Online CE Preview: "Research and Massage Therapy"
By introducing current research into the classroom, you can broaden your student’s skills and support research literacy throughout the profession of massage therapy. Explore the importance of research, basic research concepts, how to conduct research, and the value of incorporating research into your personal practice and classroom through this online CE.
What is Research?
Scientific research is the process of attaining knowledge through logical and measureable evidence. Research basically entails gathering information about a particular topic. Scientific research is the systematic and organized investigation of a problem that generates new knowledge or validates existing knowledge. It is typically conducted in specific, clear steps (systematic) and with a planned structure or method (organized).
Although research can occur in virtually every area of inquiry, this course focuses on the methods related to scientific research. The process of attaining knowledge through logical and measureable evidence is the backbone of science.
Research Occurs Everywhere
Research can identify safe and useful practices vs. harmful and useless ones. Politicians conduct research polls and surveys to create policies. Companies conduct research on services and products to improve customer satisfaction. Medical scientists conduct research on clinical treatments to determine best medical care. Pharmaceutical companies test drugs to determine efficacy.
Research is also an important part of the massage therapy profession. Researchers conduct research to determine both “safe and useful practices,” as well as “harmful and useless practices.” In turn, these outcomes provide a solid foundation for growth. Research results also help to secure the acceptance and support of other professions.
Research Advances the Profession
Prior to the 20th century, the medical profession was largely unregulated. Clinical treatments were unsubstantiated and haphazard. Patient treatment was based on practitioner’s experience, intuition and anecdotal evidence. Without a controlled, systematic study of treatments, medical professionals were in a poor position to know which treatments were effective and which were not. As a consequence, some medical procedures that were ineffective or harmful (e.g., using mercury) persisted. Other “revolutionary” procedures (e.g., proper hand washing and sterilization) became standard practice.
Research enables a systematic approach to the best patient care.

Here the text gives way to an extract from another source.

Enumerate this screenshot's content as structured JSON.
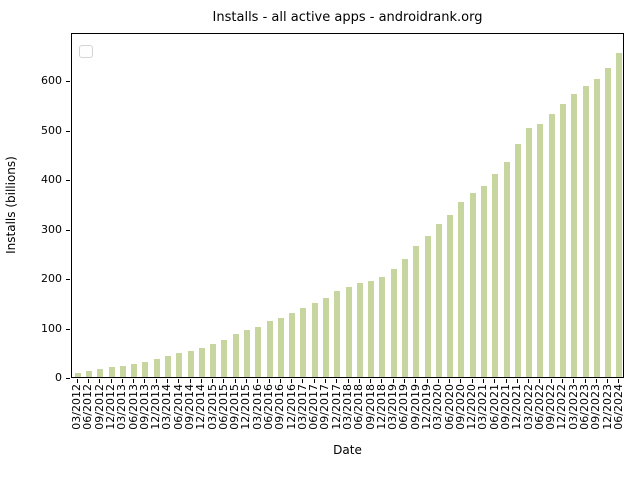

In the 1900s, various groups, government agencies, standardizing committees, clinical trials, computer technology and the development of the peer-review process, began the movement to standardize medicine. Today, much of medicine is based on systematic research that seeks to provide the best patient care—evidence-based practice.
Evidence-based practice integrates three important components into research (Straus, Richardson, Glasziou & Haynes, 2011):
- Best research evidence. Best research evidence is “clinically relevant research.” In other words, research that documents the best clinical outcomes based on accurate, safe and efficacious assessment and therapeutic treatment. Evidence-based practice strives to distinguish what works from what does not work in clinical practice.
- Clinical expertise. Clinical expertise is the ability of the practitioner to use sound clinical skills and past experience with regards to the treatment risks (possible harm to the client), treatment benefits (possible good for the client), and the client’s current state of health and diagnosis. Evidence-based practice incorporates the practitioner’s background and level of training.
- Client values. Client values consist of preferences, concerns and expectations. Evidence-based practice strives to incorporate the client’s perspective into the research.